Not many people are able to read my books, so I write for TV too: Qaisra Shahraz

Not many people are able to read my books, so I write for TV too: Qaisra Shahraz

The novelist/screenwriter talks about her creative process, writing mediums and the role of a writer in society today
21 Apr, 2016

Qaisra Shahraz is a British Pakistani novelist and screenwriter. Her first novel, The Holy Woman, was published in 2001 and garnered critical acclaim.

Ms Shahraz’ stories revolve around strong women who are made to conform to the patriarchal rules set down by Pakistani culture but still manage to live life on their own terms.

Dawn caught up with Ms Shahraz at the Islamabad Literature Festival and spoke to her about her novels and other interests.

Q: What are the problems you face as a storyteller? Do you get writers’ block?

A: I am far too busy to get writers block. I have so much to do that when I sit down to write, I have to get something down on paper. Whether it is good or bad is another matter, as long as I have something down on paper that I can improve later.

What I do struggle with is social media. It is such a huge distraction. I will be sitting down to write and I will think, ‘Oh let me check my Facebook’ and from there I get busy checking other social media accounts as well and end up wasting time.

Q: How did you develop an interest in promoting inter-faith harmony?

A: I believe in using literature to promote peace and that writers are the ambassadors of promoting peace. When I am on literary tours, I like to think I am spreading a message of peace and tolerance.

On my tour to Germany, where there is a lot of Islamophobia, I told the audience that I am a proud Muslim and said that this is what an ordinary Muslim is like and that the majority of Muslims are peace loving and do not want to harm others.

I am currently a trustee of the Manchester Multi Faith Centre and vice chair of the Faith Network 4 Manchester and a member of the Muslim-Jewish Forum.

Q: There is an assumption that writing for women needs to be more emotional and that writing for men can be more technical and needs to be more thrilling. Do you agree with that?

A: I think this is a generalisation. There is some truth to this and there isn’t. People write about what they know best. But who decides which is more important? Who is there to say writing about emotions is less important because this has to do with the inside world?

I can write about life in Pakistan because I know it, I cannot write about Indonesia because I have never been there.

I write about women because I understand them better. There are men in my books as well, but fewer. And I feel it is easier to get inside the mind of a woman. So if that is the case, then yes, we do end up writing more about emotion and women. But that doesn’t mean we cannot write about men. Similarly, many male writers have a woman for their lead character.

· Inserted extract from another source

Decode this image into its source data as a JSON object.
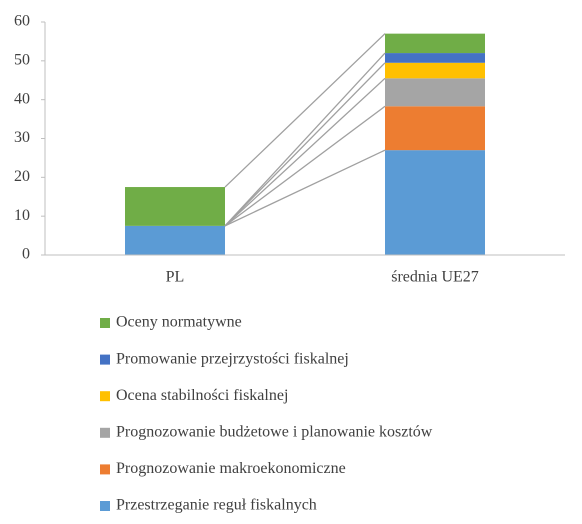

On the other hand, we cannot make a generalised statement, saying women write about emotions and men don’t. As a writer you are supposed to invent, create and research and if you are good at all those things, there is no difficulty in creating credible characters in literature.

Q: You are also a screen writer. Do you write for theatre as well?

A: I do write for theatre. I wrote a play called Mehmood’s Wedding, but I never really pursued it. Theatres have a smaller audience and I believe they are a bit elitist. Drama serials on the other hand, can be watched by everyone.

Why do you think I write serials for the Pakistani audience? It is because I know that not a lot of people will be reading my book and not many will be able to afford it either. An added barrier is that not many people in the country can read English.

And those who read my books, the educated middle and elite class, don’t really need to be taught the lessons I want to teach.

The poorer, less uneducated people are the ones I want to teach about education and equality etc. For me drama is the medium though which I can speak to the people.

Originally published in Dawn, April 21st, 2016


Mehreen Apr 21, 2016 12:56pm
"And those who read my books, the educated middle and elite class, don’t really need to be taught the lessons I want to teach"... How can you be so sure of this? And if English and affordability is a barrier then why don't you try to overcome it? I'm quite an avid read (both English/Urdu, local and international writers), and I haven't heard about this author anywhere.
Abdul Malik Apr 22, 2016 11:57am
Ms Qaisra Shahraz views are moderate and realistic. Her liked field of exression has a strong and quick impact on the audience. Well said Qaisra indeed. Provided tv , film pay heed to her rederings.